Lots of gameplay items have changed
So if you're an energetic WoW participant that wow classic gold has chosen in beta tests, assess the accounts drop-down on your Battle.net launcher to make sure"Beta: WoW Classic" isn't on the list.) I obtained a beta invitation for Classic, and had been an alpha and beta tester for the first game 15 years back. That isn't unique; plenty of people in Northshire Valley had had exactly the identical experience, implying to me active players who had been Day 1 WoW players or had participated in the original tests might have gotten priority invitations to this one.

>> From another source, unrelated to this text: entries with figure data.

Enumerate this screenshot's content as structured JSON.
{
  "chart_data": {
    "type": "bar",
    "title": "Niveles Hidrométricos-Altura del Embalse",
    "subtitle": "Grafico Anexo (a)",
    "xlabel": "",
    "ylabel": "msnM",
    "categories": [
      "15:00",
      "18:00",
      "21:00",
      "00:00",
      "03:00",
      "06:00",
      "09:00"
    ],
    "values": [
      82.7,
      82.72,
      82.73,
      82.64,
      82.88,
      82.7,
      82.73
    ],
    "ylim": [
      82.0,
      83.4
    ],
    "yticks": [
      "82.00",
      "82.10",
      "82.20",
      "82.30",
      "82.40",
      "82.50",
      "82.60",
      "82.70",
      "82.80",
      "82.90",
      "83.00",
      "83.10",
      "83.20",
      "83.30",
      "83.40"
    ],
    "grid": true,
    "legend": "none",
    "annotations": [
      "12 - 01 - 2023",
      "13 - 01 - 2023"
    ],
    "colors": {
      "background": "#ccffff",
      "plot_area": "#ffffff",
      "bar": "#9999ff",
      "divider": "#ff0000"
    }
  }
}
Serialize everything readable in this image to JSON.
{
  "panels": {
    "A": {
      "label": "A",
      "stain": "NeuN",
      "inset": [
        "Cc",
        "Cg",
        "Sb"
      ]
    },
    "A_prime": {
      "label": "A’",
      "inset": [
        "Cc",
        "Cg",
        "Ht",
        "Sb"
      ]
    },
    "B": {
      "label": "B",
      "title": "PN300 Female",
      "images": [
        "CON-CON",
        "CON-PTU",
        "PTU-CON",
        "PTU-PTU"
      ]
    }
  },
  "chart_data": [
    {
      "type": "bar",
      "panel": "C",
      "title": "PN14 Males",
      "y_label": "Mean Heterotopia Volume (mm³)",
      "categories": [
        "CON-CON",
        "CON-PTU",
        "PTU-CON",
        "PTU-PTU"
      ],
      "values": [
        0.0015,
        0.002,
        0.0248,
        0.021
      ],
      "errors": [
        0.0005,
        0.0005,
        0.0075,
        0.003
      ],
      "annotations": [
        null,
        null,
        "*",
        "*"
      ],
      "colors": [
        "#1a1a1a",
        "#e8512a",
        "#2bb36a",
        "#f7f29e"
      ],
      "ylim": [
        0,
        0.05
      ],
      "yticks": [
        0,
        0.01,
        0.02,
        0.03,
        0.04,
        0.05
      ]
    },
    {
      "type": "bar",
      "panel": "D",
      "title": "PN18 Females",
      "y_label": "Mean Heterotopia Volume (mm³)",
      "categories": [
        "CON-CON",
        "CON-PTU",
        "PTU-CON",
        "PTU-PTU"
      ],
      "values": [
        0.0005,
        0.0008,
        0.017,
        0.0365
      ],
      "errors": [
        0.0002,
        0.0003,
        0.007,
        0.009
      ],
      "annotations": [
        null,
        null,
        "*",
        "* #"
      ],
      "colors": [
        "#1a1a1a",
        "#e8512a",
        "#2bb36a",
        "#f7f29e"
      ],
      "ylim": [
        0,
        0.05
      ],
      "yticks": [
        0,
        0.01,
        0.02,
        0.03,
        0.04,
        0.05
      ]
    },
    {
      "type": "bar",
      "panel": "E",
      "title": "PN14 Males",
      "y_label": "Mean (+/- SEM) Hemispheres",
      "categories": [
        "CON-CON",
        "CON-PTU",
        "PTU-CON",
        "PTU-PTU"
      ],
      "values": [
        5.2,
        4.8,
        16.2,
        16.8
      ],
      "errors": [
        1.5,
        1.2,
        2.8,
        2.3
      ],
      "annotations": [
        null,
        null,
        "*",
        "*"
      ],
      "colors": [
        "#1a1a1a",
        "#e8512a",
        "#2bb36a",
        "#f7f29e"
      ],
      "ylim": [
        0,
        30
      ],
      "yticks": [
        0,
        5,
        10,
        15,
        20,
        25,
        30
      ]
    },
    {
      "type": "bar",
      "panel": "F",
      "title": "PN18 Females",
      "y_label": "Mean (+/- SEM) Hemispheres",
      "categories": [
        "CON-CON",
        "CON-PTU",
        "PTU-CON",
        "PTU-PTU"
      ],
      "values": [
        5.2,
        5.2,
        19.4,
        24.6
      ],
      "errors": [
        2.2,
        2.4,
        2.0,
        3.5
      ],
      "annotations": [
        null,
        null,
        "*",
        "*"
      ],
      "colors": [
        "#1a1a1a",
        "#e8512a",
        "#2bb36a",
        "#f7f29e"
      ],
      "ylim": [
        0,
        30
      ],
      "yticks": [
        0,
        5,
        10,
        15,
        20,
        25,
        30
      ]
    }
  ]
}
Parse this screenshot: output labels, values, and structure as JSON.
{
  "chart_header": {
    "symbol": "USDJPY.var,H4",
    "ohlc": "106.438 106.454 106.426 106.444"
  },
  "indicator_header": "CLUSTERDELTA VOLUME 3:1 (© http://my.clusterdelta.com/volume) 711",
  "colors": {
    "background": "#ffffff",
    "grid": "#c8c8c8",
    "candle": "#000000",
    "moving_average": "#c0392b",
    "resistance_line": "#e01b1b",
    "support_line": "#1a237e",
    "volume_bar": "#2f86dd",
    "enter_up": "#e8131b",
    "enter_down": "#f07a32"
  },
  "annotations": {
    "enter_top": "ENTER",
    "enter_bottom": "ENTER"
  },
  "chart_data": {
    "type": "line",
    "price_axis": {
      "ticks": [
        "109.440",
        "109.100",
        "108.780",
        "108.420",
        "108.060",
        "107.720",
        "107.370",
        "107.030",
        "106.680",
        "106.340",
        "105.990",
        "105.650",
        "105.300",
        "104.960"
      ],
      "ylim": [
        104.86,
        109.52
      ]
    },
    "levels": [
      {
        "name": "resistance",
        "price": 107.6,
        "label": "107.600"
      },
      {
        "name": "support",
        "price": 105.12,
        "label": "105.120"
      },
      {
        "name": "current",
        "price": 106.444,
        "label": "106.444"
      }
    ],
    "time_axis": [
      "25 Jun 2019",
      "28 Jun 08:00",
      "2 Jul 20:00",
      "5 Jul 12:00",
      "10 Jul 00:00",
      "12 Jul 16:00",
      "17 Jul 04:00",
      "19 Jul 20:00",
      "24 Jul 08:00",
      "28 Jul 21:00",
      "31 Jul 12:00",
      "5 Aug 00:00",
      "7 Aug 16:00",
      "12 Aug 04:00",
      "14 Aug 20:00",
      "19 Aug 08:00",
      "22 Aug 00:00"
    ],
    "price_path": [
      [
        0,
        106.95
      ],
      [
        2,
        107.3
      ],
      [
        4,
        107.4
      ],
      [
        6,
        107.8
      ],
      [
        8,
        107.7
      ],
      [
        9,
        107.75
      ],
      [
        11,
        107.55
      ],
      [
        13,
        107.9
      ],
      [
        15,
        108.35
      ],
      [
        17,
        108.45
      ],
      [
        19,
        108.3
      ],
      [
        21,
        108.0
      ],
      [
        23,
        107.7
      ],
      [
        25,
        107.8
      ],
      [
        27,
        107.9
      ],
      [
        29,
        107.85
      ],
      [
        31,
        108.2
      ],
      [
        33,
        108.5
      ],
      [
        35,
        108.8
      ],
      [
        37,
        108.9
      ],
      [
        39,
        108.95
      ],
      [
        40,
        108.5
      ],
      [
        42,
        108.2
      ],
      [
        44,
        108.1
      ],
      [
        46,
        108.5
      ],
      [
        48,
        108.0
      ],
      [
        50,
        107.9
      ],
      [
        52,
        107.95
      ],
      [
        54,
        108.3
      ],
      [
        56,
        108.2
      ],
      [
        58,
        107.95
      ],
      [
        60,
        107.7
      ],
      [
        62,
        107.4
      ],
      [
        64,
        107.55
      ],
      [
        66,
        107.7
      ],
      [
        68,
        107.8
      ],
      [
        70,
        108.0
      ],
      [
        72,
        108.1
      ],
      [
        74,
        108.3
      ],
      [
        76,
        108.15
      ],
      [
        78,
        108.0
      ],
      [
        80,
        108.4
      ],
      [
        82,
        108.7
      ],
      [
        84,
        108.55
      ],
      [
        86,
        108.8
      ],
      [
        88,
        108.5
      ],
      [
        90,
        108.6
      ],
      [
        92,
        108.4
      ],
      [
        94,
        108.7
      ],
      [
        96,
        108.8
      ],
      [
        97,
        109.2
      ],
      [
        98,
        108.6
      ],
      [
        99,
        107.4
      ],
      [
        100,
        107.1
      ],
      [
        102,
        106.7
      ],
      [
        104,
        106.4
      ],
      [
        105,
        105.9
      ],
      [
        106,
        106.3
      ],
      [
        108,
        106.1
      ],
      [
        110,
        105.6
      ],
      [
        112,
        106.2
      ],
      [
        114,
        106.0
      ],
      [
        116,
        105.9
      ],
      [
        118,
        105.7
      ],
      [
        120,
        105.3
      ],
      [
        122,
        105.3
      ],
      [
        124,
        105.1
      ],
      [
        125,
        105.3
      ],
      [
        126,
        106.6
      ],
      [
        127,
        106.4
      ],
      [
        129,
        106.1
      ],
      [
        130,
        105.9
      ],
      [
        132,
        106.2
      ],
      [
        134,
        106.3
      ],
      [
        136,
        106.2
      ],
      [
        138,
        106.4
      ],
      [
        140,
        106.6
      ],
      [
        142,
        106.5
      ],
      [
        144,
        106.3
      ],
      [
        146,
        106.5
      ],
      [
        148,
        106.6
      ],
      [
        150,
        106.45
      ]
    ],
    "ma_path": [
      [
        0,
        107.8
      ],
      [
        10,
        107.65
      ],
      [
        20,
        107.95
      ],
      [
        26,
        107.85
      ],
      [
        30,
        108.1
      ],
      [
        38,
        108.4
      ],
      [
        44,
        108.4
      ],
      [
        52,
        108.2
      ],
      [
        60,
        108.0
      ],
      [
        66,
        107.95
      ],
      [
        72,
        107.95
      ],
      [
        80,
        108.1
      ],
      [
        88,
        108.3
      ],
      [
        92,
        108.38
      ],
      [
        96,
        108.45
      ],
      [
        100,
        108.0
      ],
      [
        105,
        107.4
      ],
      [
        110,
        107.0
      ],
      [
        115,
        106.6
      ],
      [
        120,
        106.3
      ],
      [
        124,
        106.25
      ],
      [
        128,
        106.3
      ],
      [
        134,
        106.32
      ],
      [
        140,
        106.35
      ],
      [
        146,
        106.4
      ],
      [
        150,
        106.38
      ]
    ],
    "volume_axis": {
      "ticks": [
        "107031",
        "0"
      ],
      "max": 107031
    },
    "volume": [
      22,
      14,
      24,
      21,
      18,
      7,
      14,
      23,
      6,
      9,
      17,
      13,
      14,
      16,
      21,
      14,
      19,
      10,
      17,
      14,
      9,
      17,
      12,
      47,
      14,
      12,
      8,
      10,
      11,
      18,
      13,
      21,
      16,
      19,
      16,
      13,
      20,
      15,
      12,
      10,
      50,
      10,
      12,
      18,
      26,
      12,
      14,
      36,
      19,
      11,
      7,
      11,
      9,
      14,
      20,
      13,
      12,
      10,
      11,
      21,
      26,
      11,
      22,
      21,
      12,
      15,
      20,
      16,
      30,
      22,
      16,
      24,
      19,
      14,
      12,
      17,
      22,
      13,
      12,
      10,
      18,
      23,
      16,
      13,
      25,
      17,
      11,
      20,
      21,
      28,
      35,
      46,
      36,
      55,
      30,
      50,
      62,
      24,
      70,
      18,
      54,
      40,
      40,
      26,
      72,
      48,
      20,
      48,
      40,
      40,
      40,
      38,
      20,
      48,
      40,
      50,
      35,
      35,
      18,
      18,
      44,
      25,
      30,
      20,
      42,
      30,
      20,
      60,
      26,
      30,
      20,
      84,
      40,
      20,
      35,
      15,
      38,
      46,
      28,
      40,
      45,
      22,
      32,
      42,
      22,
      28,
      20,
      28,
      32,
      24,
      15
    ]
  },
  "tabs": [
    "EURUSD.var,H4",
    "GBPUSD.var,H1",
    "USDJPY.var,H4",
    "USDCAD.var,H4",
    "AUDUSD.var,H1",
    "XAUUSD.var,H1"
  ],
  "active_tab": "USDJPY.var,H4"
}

I recreated my very first personality -- an individual warrior, because from the last-push alpha test that I combined in 2004, there was no Horde -- and logged in. Instantly, I was amazed by how great the images actually seemed, for being 15 year old textures-on-polygons. Warcraft's vivid colors and cartoony aesthetic persist to this day, therefore all of the greater resolution and better-contoured personalities in Lordaeron do not really change the game's visual aesthetic.
Lots of gameplay items have changed but the match was nearly immediately transformed by one thing for me. I had been killing my fourth Kobold Vermin (sorry guys, I'm taking those candles) by auto-attacking it waiting patiently for my single ability to illuminate, as it struck me: This was likely to be slow. Really slow. And, after the next moment, I realized that was okay.
This had been the very first time in a decade I was not gunning to buy classic gold for the end game, pillaging the beta evaluation to determine the fastest way to level and get to the"good stuff," and tweaking my add-ons to jump as much content as I could to arrive. I even read a quest or two, though I admit to using the option (still available, even in vanilla) to switch off the line-by-line scrolling of quest text. I've been privately snarky about Classic. I consented.